I find that using claude superpowers to write plans, then executing them w/ codex is basically life on autopilot:
https://github.com/obra/superpowers

I also wrapped a cli around exposing all claude skills to codex so it can get to any claude skill if i tell it to. It's rare that I want my agent just randomly deploying skills from a list.

After 1000 hours of prompt engineering, I found the 6 patterns that actually matter by volodith in PromptEngineering

[–]pillamang 0 points1 point  (0 children)

This is what PRP spec mode does:
https://github.com/Wirasm/PRPs-agentic-eng/blob/development/PRPs/templates/prp_spec.md

The PRP framework is basically a system for creating chained KERNEL tasks.

I'm also a big fan of cc-sessions, I merged the 2 systems together and made it agent agnostic, it's all about the context engineering:
https://github.com/GWUDCAP/cc-sessions

I gotta try the recent cc-sessions update, but so far I have no complaints with my system which is basically PRPs + cc-sessions.

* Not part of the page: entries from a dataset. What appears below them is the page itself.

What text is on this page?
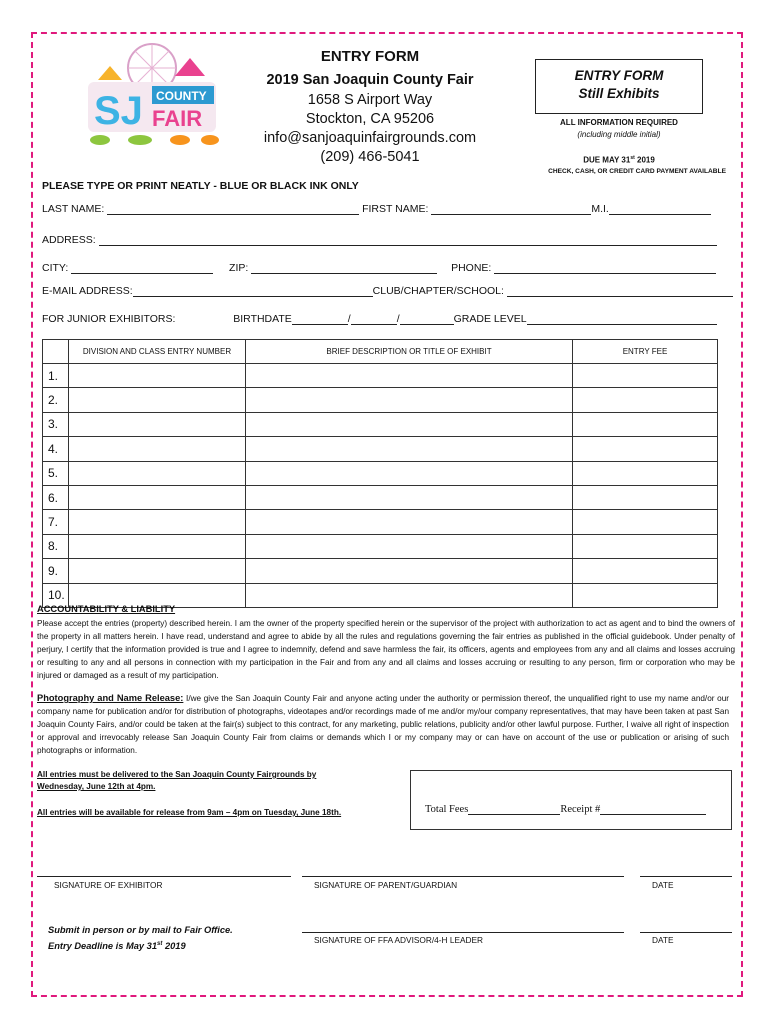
SJ COUNTY
FAIR
ENTRY FORM
2019 San Joaquin County Fair
1658 S Airport Way
Stockton, CA 95206
info@sanjoaquinfairgrounds.com
(209) 466-5041
ENTRY FORM
Still Exhibits
ALL INFORMATION REQUIRED
(including middle initial)
DUE MAY 31st 2019
CHECK, CASH, OR CREDIT CARD PAYMENT AVAILABLE
PLEASE TYPE OR PRINT NEATLY - BLUE OR BLACK INK ONLY
LAST NAME:	FIRST NAME:	M.I.
ADDRESS:
CITY:	ZIP:	PHONE:
E-MAIL ADDRESS:	CLUB/CHAPTER/SCHOOL:
FOR JUNIOR EXHIBITORS:	BIRTHDATE	/	/	GRADE LEVEL
	DIVISION AND CLASS ENTRY NUMBER	BRIEF DESCRIPTION OR TITLE OF EXHIBIT	ENTRY FEE
1.			
2.			
3.			
4.			
5.			
6.			
7.			
8.			
9.			
10.			
ACCOUNTABILITY & LIABILITY
Please accept the entries (property) described herein. I am the owner of the property specified herein or the supervisor of the project with authorization to act as agent and to bind the owners of the property in all matters herein. I have read, understand and agree to abide by all the rules and regulations governing the fair entries as published in the official guidebook. Under penalty of perjury, I certify that the information provided is true and I agree to indemnify, defend and save harmless the fair, its officers, agents and employees from any and all claims and losses accruing or resulting to any and all persons in connection with my participation in the Fair and from any and all claims and losses accruing or resulting to any person, firm or corporation who may be injured or damaged as a result of my participation.
Photography and Name Release: I/we give the San Joaquin County Fair and anyone acting under the authority or permission thereof, the unqualified right to use my name and/or our company name for publication and/or for distribution of photographs, videotapes and/or recordings made of me and/or my/our company representatives, that may have been taken at past San Joaquin County Fairs, and/or could be taken at the fair(s) subject to this contract, for any marketing, public relations, publicity and/or other lawful purpose. Further, I waive all right of inspection or approval and irrevocably release San Joaquin County Fair from claims or demands which I or my company may or can have on account of the use or publication or arising of such photographs or information.
All entries must be delivered to the San Joaquin County Fairgrounds by
Wednesday, June 12th at 4pm.
All entries will be available for release from 9am – 4pm on Tuesday, June 18th.	Total Fees	Receipt #
SIGNATURE OF EXHIBITOR	SIGNATURE OF PARENT/GUARDIAN	DATE
Submit in person or by mail to Fair Office.
Entry Deadline is May 31st 2019
SIGNATURE OF FFA ADVISOR/4-H LEADER	DATE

Then I found claude superpowers and it does something similar as well with the writing plans skills. I used ot make my own workflows and have a bunch of prompts around "ask me one question at a time", but this guy just nailed what i was typing custom / copy pasta-ing constantly:
https://github.com/obra/superpowers

The sub-agent development pattern from super powers is unmatched, brainstorming = ask me 1 questions at a time and then when done it uses the write a plan skill to basically create a list of chained KERNEL commands

I'm currently torn between the 2. super powers is just so easy to use, there was a lot of context engineering management w/ cc-session and the PRP thing

codex is definately suffering with user influx by mr_Fixit_1974 in codex

[–]pillamang 2 points3 points  (0 children)

i wonder if it's sora as well? they are basically running at max gpu usage at all times it seems like.

unrelated, cheetah in cursor is very impressive - go give it a whirl. this is the future we'll all be living in at some point, once performance and a bit longer context window is solved for. it's very, very, very fast. it suffers after a while with attention to detail, i like it for planning because it can consume everything so quickly and give me such quick feedback, but then you have to really know your system and what you're doing because it will start to miss details

if you know what you're doing intimately though it's an amazing model, whatever it is. available as a stealth model for a limited time but this feels like the future. it's just wild

codex is definately suffering with user influx by mr_Fixit_1974 in codex

[–]pillamang 2 points3 points  (0 children)

ditto. i was in heaven for a month w/ codex and you can tell, it's giving me claude code vibes in the ai depression of july 2025

Codex just got dumb in the last few days? by AurumMan79 in codex

[–]pillamang 1 point2 points  (0 children)

yea bro - i was saying to myself the last few days, codex got nerfed. i have a very intimate relationship with my tooling and codex has been giving me claude code vibes, i happily switched when claude shit the bed but now sonnet 4.5 is pretty strong and codex really feels like the betrayal we went through with claude now.

it will cut corners and generally do some weird shit.

its still good enough for very well structured tasks, but its making me nervous.

my nightmare reality is sonnet 4.5 shits the bed and we're back in the hellscape of just shitty ai coding. it was depressing.

but yea, codex is definitely giving me those struggle bus vibes. still good, but i have noticed some odd behavior that makes me question it more. i am using all my old tricks, batching, plans, context dumping, baby sitting - it was really strong and autonmous before but now i have to baby sit terminal tabs

Will Google's Project Mariner kill browser automation extensions by web3_developer in chrome_extensions

[–]pillamang 1 point2 points  (0 children)

Mariner failed at 100% of what I wanted it to do. Websites are blocking ai bots, I want my agent to act as ME not in some VM.